Ronald Matute. 17 enero

La inseguridad es un problema inquietante en el país. El temor a carterazos, balazos, bajonazos, vivazos y a otros “azos” se cuela dentro de las pláticas en la verdulería, en el minisúper del chino y en el chat de los vecinos.

Los relatos sobre “bichos raros” deambulando por el barrio o de autos recorriendo las calles a baja velocidad con vidrios polarizados ya son best sellers.

El riesgo de que ocurran linchamientos de delincuentes o de personas inocentes, así como de enfrentamientos con bandas armadas, propiciaría un nuevo tipo de violencia

Los comentarios van y vienen y se atizan, aún más, cuando las noticias dan cuenta sobre algún hecho delictivo notorio o un incidente ocurrido cerca del hogar.

No es de extrañar las rejas, el alambre navaja, las alarmas, las cámaras, los candados dobles y el infaltable “guachimán” en nuestras casas.
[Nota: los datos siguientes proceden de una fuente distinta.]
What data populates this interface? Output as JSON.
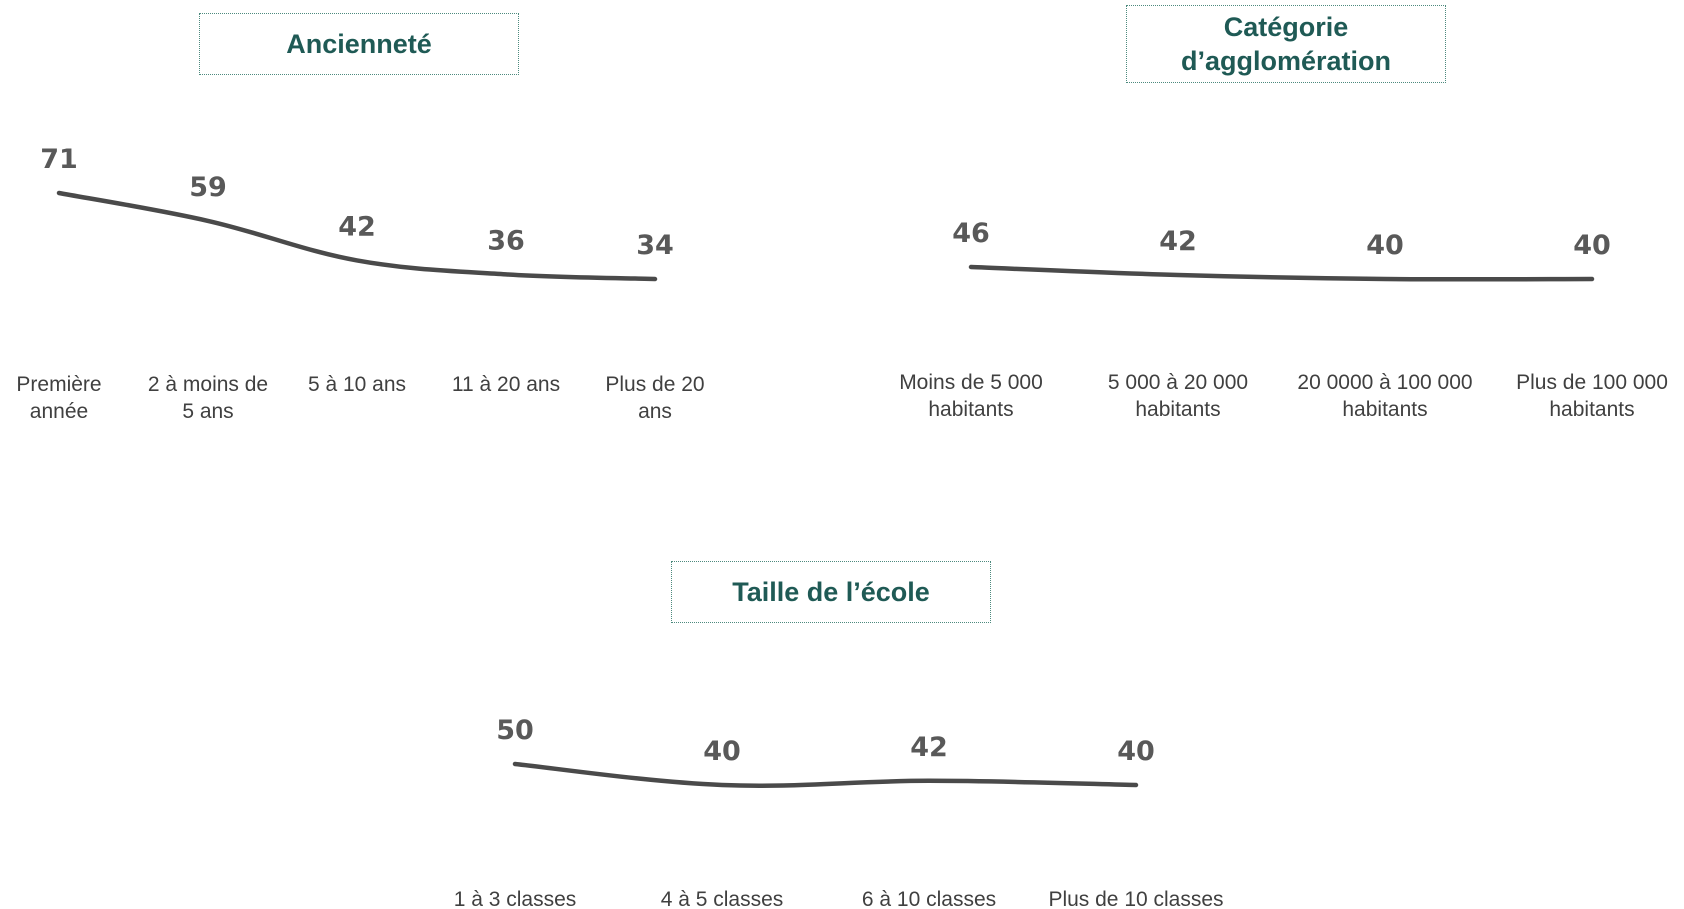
{
  "chart_data": [
    {
      "type": "line",
      "title": "Ancienneté",
      "categories": [
        "Première année",
        "2 à moins de 5 ans",
        "5 à 10 ans",
        "11 à 20 ans",
        "Plus de 20 ans"
      ],
      "category_lines": [
        [
          "Première",
          "année"
        ],
        [
          "2 à moins de",
          "5 ans"
        ],
        [
          "5 à 10 ans"
        ],
        [
          "11 à 20 ans"
        ],
        [
          "Plus de 20",
          "ans"
        ]
      ],
      "values": [
        71,
        59,
        42,
        36,
        34
      ],
      "data_labels": [
        "71",
        "59",
        "42",
        "36",
        "34"
      ],
      "line_color": "#4a4a4a",
      "grid": false,
      "legend": "none"
    },
    {
      "type": "line",
      "title": "Catégorie d’agglomération",
      "title_lines": [
        "Catégorie",
        "d’agglomération"
      ],
      "categories": [
        "Moins de 5 000 habitants",
        "5 000 à 20 000 habitants",
        "20 0000 à 100 000 habitants",
        "Plus de 100 000 habitants"
      ],
      "category_lines": [
        [
          "Moins de 5 000",
          "habitants"
        ],
        [
          "5 000 à 20 000",
          "habitants"
        ],
        [
          "20 0000 à 100 000",
          "habitants"
        ],
        [
          "Plus de 100 000",
          "habitants"
        ]
      ],
      "values": [
        46,
        42,
        40,
        40
      ],
      "data_labels": [
        "46",
        "42",
        "40",
        "40"
      ],
      "line_color": "#4a4a4a",
      "grid": false,
      "legend": "none"
    },
    {
      "type": "line",
      "title": "Taille de l’école",
      "categories": [
        "1 à 3 classes",
        "4 à 5 classes",
        "6 à 10 classes",
        "Plus de 10 classes"
      ],
      "category_lines": [
        [
          "1 à 3 classes"
        ],
        [
          "4 à 5 classes"
        ],
        [
          "6 à 10 classes"
        ],
        [
          "Plus de 10 classes"
        ]
      ],
      "values": [
        50,
        40,
        42,
        40
      ],
      "data_labels": [
        "50",
        "40",
        "42",
        "40"
      ],
      "line_color": "#4a4a4a",
      "grid": false,
      "legend": "none"
    }
  ],
  "colors": {
    "title_text": "#1f5a55",
    "title_border": "#4d8a7e",
    "label_text": "#595959",
    "category_text": "#404040"
  }
}
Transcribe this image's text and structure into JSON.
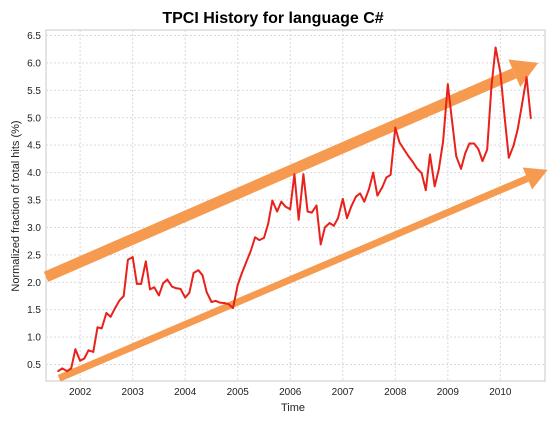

Sin embargo, cuando se llega al punto de organizar una patrulla de vecinos para efectuar labores de vigilancia, es un indicador de desesperación. Así ocurrió en Sahíno de Pital de San Carlos, donde al menos 70 personas formaron un grupo conocido ya como “los garroteros”.

La organización surgió para frenar robos y venta de drogas que les quitaba la paz a los pobladores. Los vigilantes afirman no portar más armas que unos bastones y unos focos que les regalaron algunos comerciantes agradecidos con sus servicios.

En sus patrullajes nocturnos, según cuentan ellos, ya hicieron varios “arrestos civiles”. Residentes afirman sentirse aliviados y seguros, sin sospechar el peligro que representa el surgimiento de este tipo de grupos.

Imaginemos lo que podría ocurrir si las patrullas de vecinos comienzan a reproducirse en el país, a la libre y sin ningún control de las autoridades. El riesgo de que ocurran linchamientos de delincuentes o de personas inocentes, así como de enfrentamientos con bandas armadas, propiciaría un nuevo tipo de violencia.

Tal vez por eso, la Fuerza Pública tuvo que intervenir, hacer un mea culpa y prometer más vigilancia, charlas, comunicación y reabrir la delegación local.

Está claro que “los garroteros” no habrían aparecido si la comunidad no se sintiera sola y olvidada en la lucha contra la delincuencia. Por ello, el Ministerio de Seguridad Pública también debe tomar este caso como una oportunidad para acercarse a las comunidades.

Ronald Matute es jefe de Información de La Nación.